Despite the façade of a perfect life (or maybe as a part of it), Robert keeps a young French artist (Laetitia Casta) as a mistress, but their attempt to make a one-night getaway ends with a Chappaquiddick-like disaster. Robert seeks assistance from Jimmy (Nate Parker), the son of his deceased driver, who apparently served as a kind of off-the-books troubleshooter. Robert enlists Jimmy to cover up his involvement in the accident, despite the investigation of a rough-hewn New York detective (Tim Roth, who defines his character with bad posture).
Robert's uneasy relationship with Jimmy leaves plenty of room for commentary on contemporary class and race relations, but Arbitrage leaves these themes largely unexplored. The best scenes involve Robert's daughter Brooke (Sound of My Voice's Brit Marling, whom Robert treats as his heir apparent, even though he secretly doesn't see her as an equal partner).
Arbitrage presents a world in which nearly everyone lies in one way or another to get ahead, whether the untruths amount to perjury, falsified evidence, or just a bluff in a negotiation. A highlight finds Robert hammering out a zillion-dollar deal on a restaurant menu, and Gere captures the brinkmanship and competitive spirit that created Robert's success, as well as the self-regard that precipitated his downfall.
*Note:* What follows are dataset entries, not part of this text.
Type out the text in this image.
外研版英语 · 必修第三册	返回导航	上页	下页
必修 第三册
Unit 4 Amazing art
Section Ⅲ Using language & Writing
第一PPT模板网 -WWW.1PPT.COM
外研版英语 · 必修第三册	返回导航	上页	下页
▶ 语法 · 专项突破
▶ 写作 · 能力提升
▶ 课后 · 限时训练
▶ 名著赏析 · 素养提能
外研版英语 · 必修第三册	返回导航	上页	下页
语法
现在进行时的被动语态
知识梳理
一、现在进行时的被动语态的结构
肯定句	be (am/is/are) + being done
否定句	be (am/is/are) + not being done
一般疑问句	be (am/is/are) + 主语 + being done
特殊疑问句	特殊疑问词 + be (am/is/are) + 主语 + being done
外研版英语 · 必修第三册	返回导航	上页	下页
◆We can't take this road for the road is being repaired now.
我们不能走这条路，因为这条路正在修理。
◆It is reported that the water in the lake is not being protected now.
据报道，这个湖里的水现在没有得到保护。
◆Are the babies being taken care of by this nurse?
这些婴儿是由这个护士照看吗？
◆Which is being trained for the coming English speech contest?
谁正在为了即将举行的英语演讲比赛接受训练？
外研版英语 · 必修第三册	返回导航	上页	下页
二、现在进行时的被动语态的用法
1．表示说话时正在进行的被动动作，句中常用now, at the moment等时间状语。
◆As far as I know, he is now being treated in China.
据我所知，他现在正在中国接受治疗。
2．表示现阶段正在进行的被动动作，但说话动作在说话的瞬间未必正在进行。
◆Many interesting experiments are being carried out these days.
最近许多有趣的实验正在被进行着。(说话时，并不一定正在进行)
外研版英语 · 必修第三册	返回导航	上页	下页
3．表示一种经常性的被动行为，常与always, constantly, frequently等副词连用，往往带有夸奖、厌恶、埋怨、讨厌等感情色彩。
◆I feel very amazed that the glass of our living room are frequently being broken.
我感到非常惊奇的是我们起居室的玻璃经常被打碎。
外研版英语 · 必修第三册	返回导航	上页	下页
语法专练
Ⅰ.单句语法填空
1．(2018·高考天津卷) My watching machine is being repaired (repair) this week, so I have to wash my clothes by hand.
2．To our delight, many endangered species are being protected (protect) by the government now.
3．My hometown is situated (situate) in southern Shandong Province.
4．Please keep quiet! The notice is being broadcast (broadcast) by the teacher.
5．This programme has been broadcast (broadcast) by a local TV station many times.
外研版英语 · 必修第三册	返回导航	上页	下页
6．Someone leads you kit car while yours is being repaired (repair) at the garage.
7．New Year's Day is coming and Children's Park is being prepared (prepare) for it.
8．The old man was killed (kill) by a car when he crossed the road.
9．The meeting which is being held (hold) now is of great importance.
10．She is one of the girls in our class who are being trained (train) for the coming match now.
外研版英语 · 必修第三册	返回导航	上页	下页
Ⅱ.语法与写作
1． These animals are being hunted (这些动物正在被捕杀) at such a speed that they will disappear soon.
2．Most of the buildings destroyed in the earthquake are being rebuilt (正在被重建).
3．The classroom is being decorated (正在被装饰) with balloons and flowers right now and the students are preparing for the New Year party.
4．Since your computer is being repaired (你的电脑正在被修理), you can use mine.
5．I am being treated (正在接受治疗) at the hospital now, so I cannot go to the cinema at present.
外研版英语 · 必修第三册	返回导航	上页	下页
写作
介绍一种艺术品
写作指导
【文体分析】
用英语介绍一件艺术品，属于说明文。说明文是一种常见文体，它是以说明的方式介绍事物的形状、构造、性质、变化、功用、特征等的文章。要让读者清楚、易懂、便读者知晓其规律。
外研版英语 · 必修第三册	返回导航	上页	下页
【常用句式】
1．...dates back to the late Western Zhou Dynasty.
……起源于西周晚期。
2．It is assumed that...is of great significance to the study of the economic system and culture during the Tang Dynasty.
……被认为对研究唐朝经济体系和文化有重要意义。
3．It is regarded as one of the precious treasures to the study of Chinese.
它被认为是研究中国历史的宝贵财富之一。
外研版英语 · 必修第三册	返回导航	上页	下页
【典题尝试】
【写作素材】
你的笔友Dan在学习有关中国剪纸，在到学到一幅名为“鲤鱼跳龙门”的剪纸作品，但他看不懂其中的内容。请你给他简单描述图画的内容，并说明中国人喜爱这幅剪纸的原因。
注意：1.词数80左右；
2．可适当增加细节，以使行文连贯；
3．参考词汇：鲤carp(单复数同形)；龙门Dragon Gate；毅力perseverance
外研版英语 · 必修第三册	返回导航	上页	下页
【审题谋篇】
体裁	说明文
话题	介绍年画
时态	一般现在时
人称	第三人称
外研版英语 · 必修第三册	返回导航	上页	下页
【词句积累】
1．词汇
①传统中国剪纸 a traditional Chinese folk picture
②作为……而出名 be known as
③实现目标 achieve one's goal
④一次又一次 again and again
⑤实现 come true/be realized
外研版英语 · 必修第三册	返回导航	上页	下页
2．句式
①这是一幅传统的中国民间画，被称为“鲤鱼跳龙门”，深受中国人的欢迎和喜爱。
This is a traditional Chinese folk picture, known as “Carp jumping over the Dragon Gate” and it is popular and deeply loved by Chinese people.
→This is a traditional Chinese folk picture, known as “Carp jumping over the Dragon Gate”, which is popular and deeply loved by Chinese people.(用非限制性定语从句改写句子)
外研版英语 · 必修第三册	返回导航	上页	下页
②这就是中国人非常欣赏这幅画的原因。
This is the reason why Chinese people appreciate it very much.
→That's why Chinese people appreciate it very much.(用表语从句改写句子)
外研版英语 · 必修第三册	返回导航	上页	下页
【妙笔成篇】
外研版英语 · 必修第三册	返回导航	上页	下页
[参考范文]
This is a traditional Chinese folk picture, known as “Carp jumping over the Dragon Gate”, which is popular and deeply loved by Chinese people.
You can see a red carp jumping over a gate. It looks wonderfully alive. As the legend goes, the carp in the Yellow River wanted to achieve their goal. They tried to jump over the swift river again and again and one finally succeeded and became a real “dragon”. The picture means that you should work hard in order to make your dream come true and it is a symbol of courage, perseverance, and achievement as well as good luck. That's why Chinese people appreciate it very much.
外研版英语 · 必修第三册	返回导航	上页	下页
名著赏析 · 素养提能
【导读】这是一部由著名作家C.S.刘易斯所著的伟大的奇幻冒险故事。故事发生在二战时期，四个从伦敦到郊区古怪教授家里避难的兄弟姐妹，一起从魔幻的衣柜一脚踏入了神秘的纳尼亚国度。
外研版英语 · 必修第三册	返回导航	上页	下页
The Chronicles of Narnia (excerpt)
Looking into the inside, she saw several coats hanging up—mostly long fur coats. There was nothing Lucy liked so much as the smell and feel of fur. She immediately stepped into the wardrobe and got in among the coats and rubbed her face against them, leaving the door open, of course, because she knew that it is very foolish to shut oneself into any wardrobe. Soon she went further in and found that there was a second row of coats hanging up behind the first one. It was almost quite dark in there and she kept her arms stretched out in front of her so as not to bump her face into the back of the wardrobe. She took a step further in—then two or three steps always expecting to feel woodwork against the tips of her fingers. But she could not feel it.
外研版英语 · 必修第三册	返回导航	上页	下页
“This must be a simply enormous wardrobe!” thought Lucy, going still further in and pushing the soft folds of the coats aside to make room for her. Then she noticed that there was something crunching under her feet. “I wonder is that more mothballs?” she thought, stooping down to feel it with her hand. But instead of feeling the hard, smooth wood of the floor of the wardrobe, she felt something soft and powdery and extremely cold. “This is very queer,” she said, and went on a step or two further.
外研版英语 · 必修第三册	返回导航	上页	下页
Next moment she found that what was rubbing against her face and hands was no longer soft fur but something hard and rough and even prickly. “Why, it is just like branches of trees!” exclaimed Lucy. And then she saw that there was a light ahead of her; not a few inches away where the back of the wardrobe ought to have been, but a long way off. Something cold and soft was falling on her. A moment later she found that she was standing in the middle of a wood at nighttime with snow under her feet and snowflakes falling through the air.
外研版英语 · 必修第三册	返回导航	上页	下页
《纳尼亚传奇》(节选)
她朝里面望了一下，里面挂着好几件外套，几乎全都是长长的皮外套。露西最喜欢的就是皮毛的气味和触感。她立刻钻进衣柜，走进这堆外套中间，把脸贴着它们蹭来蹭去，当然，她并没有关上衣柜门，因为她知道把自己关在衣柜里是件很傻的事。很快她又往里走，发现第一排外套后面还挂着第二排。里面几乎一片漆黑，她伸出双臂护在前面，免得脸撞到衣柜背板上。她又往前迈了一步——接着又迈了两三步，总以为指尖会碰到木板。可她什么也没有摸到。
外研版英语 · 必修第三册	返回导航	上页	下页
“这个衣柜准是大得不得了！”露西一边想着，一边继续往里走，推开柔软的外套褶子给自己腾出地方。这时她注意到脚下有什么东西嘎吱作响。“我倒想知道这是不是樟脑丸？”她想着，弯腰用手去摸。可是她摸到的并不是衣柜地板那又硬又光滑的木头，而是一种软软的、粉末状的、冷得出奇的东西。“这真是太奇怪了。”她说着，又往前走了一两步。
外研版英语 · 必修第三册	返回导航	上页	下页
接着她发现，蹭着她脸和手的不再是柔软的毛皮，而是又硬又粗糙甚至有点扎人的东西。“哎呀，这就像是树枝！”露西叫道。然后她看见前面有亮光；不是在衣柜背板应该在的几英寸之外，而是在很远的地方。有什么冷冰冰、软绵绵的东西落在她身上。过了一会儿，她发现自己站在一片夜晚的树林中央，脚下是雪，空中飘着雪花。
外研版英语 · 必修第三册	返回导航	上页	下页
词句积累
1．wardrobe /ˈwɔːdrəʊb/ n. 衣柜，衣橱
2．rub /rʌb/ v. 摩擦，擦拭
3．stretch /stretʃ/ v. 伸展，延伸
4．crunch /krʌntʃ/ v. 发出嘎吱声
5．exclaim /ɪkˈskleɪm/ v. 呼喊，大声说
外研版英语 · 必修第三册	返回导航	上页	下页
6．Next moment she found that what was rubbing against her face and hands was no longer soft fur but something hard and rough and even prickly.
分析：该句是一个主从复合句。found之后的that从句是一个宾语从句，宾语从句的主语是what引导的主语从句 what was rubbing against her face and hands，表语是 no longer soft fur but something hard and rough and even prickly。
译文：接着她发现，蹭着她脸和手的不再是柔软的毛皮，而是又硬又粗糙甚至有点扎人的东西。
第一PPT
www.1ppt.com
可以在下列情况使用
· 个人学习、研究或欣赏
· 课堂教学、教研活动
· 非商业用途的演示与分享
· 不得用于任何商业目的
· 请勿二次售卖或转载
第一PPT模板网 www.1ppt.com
As original sins go, however, dishonesty seems oversimplified given the film's network of corruption and cover-ups.
The film arrives in theaters a year after Margin Call, a Wall Street drama devoted almost entirely to hushed conversations in bland boardrooms, yet exponentially more engrossing than Arbitrage. Margin Call conveyed a sense of impending financial and social meltdown, with corporate morals off-kilter to the point of mutually assured destruction. Where Margin Call enumerated Big Money's high crimes, Arbitrage's conflicts come across as misdemeanors worthy of small-claims court.